Drug treatment for depression usually focuses on 'normalising' serotonin. Manipulation of neurotransmitters, however, is poorly understood, difficult to regulate and unlikely to have long-lasting effects.
Recently, nutritionists have turned their attention to morphine-like substances derived from the incomplete digestion of proteins in cereal grains and dairy products as a possible cause of depression. These substances, called 'exorphins', were first recognised in the late 1970s (J Biol Chem, 1979; 254: 2446-9). Further research has identified five distinct exorphins in the pepsin digests of gluten (Life Sci, 1995; 57: 729-34) and eight other exorphins in the pepsin digests of milk (N Engl J Med, 1982; 307: 895).
Exorphins act as depressants and are believed to be responsible for the reported psychiatric symptoms, including 'brain fog', that often accompany immune reactions to these foods.

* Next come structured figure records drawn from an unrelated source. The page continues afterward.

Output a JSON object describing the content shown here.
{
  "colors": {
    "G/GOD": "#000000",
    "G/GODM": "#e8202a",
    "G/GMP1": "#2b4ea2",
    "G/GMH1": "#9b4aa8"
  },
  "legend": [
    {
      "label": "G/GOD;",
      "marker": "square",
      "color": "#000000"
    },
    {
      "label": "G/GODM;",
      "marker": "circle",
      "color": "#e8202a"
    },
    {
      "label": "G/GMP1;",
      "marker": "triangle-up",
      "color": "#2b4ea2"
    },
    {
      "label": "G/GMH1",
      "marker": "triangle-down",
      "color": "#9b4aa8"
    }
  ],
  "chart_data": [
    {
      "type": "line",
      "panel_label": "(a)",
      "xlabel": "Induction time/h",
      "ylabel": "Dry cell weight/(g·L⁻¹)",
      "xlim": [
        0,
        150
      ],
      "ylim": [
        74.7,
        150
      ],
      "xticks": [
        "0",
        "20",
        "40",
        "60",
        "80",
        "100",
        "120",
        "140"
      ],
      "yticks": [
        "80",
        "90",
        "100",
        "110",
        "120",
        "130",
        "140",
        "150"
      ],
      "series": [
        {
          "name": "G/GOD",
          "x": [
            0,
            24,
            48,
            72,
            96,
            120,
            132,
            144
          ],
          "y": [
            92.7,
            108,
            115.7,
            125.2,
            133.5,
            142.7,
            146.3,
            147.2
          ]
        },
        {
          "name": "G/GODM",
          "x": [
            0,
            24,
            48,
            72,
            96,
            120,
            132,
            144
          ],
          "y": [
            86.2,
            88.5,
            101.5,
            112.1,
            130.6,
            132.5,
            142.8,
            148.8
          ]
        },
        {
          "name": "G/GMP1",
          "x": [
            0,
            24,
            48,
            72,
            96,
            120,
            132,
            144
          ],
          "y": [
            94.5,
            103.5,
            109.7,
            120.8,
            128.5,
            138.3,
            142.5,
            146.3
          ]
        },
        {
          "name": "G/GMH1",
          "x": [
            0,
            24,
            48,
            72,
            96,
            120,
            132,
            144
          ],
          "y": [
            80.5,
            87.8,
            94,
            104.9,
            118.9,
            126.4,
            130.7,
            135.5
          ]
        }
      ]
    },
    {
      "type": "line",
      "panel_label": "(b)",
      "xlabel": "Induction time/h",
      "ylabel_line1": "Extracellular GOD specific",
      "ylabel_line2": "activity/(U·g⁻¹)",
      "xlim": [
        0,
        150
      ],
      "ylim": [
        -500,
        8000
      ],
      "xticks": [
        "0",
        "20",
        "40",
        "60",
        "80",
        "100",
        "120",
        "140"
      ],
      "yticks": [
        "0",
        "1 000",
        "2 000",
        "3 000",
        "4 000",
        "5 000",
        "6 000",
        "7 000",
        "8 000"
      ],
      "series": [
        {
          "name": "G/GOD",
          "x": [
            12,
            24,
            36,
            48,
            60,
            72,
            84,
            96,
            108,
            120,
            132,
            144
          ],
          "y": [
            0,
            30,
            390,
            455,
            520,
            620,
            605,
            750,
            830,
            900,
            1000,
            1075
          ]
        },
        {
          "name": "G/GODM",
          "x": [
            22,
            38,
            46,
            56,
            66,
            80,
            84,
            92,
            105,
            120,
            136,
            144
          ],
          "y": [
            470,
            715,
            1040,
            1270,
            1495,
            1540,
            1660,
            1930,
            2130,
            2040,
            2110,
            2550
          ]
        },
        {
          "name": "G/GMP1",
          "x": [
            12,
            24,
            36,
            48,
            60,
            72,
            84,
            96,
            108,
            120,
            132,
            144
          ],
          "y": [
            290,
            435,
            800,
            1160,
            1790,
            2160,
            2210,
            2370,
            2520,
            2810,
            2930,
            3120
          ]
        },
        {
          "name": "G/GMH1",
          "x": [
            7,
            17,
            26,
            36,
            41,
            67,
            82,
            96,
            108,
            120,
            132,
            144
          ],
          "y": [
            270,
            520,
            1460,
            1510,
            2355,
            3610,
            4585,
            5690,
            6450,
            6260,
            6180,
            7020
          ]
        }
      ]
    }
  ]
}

Depression is a common symptom of coeliac disease, a disorder where the inner lining of the small intestine (the mucosa) is damaged after eating wheat, rye, oats or barley (Am J Gastroenterol, 1999; 94: 839-43) as well as allergies. Investigations into the abnormal electrical brain activity seen in more than two-thirds of untreated children with coeliac disease has shown that, in most cases, such activity returned to normal when dairy and grain were removed from the diet (Psychiatr Pol, 1991; 25: 30-4; Z Klin Med, 1985; 40: 707-9). Abnormal brain activity may be an indication of neurological dysfunction associated with depression.
Clearly, not every child who is depressed will have coeliac disease but, for some, cutting out wheat and other grains, or avoiding dairy, may mean the difference between a normal life and a life on drugs.